A paulistana Camila Mo­reira Olímpio, 27 anos, deu pulos de alegria quando engravidou. Antes de completar três meses de gestação, sua casa já estava abarrotada de roupinhas de bebê. O enxoval era todo rosa porque ela nunca teve dúvidas de que a criança que carregava no ventre era uma menina. Até o nome estava escolhido: Stacy. Com o berço e o guarda-roupa instalados no quarto, Camila e o marido foram construindo sonhos. “Daí veio a desilusão. Fui fazer o ultrassom e o médico disse que o meu bebê não tinha calota craniana nem massa encefálica”, lamenta Camila. “Desci da maca e saí correndo do posto de saúde. Parei na beira da avenida. Ali, vi o meu castelo desabar.” Ela descobriu que a criança que tanto amava era mesmo uma menina. Mas constatou, também, que Stacy não sobreviveria porque sofria de uma grave má-formação fetal chamada anencefalia. Uma anomalia congênita irreversível e incompatível com a vida.

“E agora, o que eu faço?”, perguntou aos médicos.

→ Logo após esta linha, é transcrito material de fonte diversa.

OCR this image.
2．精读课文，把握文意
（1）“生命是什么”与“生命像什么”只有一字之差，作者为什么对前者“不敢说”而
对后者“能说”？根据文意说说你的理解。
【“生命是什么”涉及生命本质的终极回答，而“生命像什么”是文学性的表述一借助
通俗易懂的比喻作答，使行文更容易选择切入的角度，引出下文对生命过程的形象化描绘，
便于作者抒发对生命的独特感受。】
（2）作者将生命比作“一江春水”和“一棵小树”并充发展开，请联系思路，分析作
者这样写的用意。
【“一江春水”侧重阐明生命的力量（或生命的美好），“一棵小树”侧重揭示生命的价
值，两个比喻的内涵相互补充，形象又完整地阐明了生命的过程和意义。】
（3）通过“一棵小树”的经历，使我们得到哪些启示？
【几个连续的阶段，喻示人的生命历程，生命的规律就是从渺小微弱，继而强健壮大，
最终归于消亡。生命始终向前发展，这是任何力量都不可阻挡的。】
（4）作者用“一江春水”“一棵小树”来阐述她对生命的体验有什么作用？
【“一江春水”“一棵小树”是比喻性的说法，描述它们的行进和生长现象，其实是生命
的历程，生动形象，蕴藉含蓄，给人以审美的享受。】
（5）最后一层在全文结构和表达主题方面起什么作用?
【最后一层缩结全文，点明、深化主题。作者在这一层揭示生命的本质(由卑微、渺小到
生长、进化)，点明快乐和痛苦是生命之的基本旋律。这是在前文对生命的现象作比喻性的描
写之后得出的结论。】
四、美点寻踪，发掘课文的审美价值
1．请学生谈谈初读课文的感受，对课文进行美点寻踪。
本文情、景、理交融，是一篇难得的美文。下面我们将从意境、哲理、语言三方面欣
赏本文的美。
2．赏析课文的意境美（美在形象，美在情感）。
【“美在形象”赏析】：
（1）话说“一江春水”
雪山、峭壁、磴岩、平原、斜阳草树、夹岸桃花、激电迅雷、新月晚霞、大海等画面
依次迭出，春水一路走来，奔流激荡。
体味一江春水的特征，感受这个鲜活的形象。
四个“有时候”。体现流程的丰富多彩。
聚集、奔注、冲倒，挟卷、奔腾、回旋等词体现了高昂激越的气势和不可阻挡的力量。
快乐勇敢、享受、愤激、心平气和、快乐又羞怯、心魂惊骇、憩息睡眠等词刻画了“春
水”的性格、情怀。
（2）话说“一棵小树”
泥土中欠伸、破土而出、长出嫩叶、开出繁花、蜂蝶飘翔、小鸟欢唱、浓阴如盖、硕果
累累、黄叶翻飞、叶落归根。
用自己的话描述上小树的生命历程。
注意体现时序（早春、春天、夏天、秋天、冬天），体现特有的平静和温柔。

Eles explicaram que levar a gravidez adiante lhe traria mais riscos do que numa gestação comum. Camila ficou dez dias enfurnada em casa. Não abria a janela, não tomava banho, não penteava o cabelo, não comia, não levantava da cama. “Entrei em depressão. Estar grávida e saber que não teria minha filha comigo estava me matando”, lembra. “Se eu não antecipasse o parto, perderia a chance de ter outro filho porque eu morreria junto.” Camila decidiu se valer de uma liminar concedida pelo ministro do Supremo Tribunal Federal (STF) Marco Aurélio Mello, que permitia que grávidas de anencéfalos fizessem aborto. Conseguiu realizar o procedimento no 5º mês de gestação. Ela foi uma das cerca de 60 beneficiadas entre 1º de julho e 20 de outubro de 2004, período em que a decisão provisória vigorou. Começava ali uma batalha jurídica entre grupos de defesa dos direitos humanos e entidades de cunho religioso. Esse embate, no entanto, pode terminar em breve. Em agosto, o STF deve julgar uma ação proposta pela Confederação Nacional dos Trabalhadores na Saúde (CNTS), que reivindica a legalização do aborto em casos de anencefalia.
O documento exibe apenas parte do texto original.